Ambience is not a quality generally associated with techno. Yet, Welsh producer Kelly Lee Owens has been steadily unearthing the latent warmth of the genre since self-releasing her debut single ‘Lucid’ in 2015. Combining the atmospherics of hazy synth-lines and subaqueous vocals with a charged rhythmic pulse that readies her tracks for the club, she has carved a unique space for herself in the electronic field, making tracks that are just as at home on the dance floor as well as in your headphones.
Having moved from her native Wales to London, via Manchester, Owens developed her eclectic musical tastes and production skills while working in record stores, including Rough Trade and Pure Groove where she met Daniel Avery. It was Avery, along with fellow colleague and producer Ghost Culture, who showed Owens the production ropes, leading to her vocal feature on Avery’s track ‘Knowing We’ll Be Here’, taken from his acclaimed 2013 release ‘Drone Logic’. Since then, Owens has been fine-tuning her sound and expanding her sonic palette, releasing the ‘Oleic’ EP last year on the Norwegian label, Smalltown Supersound, and this month dropping her debut full-length ‘Kelly Lee Owens’.

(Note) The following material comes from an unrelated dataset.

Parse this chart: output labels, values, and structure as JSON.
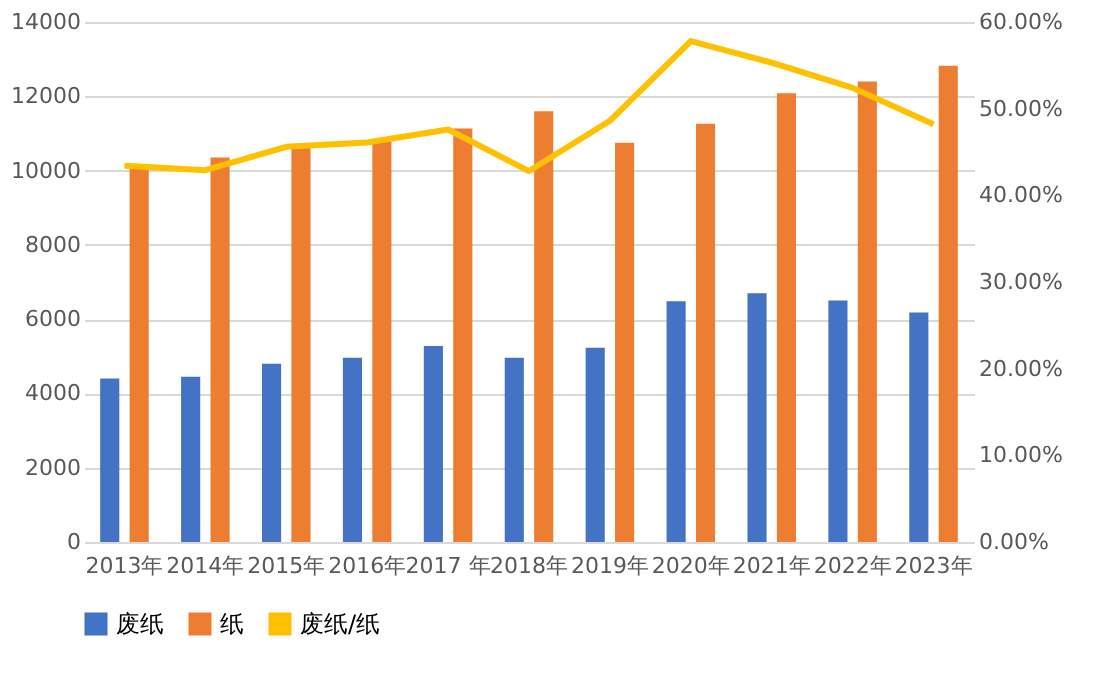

The clarity of Owens’ falsetto is immediately apparent from opening track ‘S.O’, as well as her inventive use of sound to generate atmosphere and emotion. Her minimal lyrics float effortlessly over the bent bass frequencies of a tabla, while electro synths pierce and reverberate around the chorus to ultimately fade into what sounds like rain and a galloping heartbeat.
This combination of the natural and synthetic/electronic runs throughout the record, consistently balancing an analogue softness with the pleasingly harsh thump of a kick drum or distorted reverb of a synth, creating ambiguity as to the origins of the wide range of sounds displayed on the record. On the following track, ‘Arthur’, an homage to Arthur Russell, Owens manipulates her own voice to this effect. Using her breath and vocal as an instrument to create a melodic soundscape, rather than communicate lyrics, she adds a soothing high-end to the rumbling bass-frequencies that mirror ‘S.O’ throughout.
The majority of the record is refreshingly downtempo, lulling the listener into Owens’ meditative sound-baths on the opening of tracks like ‘Bird’ and ‘Lucid’. It’s this capacity to evoke the feeling of waking from a dream that Owens is so adept at putting to music, her ethereal vocal delivery a consistent presence whilst her rhythms build to an unexpected and satisfying crescendo. In the more straight-forwardly up-tempo tracks such as ‘Evolution’ and ‘C.B.M’, Daniel Avery’s influence on Owens’ sound can be clearly felt in the acid stabs and rumbling basslines, bringing to mind his own productions ‘Water Jump’ and ‘Free Floating’. These similarities could seem plagiaristic to some, yet Owens comes into her own as she adds the potential for comfort amongst the inky hues of her production, whereas Avery’s tracks remain hardened and austere.
Final tracks ‘Keep Walking’ and ‘8’ are a gentle dissolution of the record’s sound-palette into the droning atmospherics of sitars, breathy falsettos and sub-frequencies. Owens’ attraction to the emotive potential of sound is a theme that perhaps runs up against the Daniel Avery influences on the record, yet she has still produced a debut that is full of depth and one that exposes the scope of electronic music beyond just the club.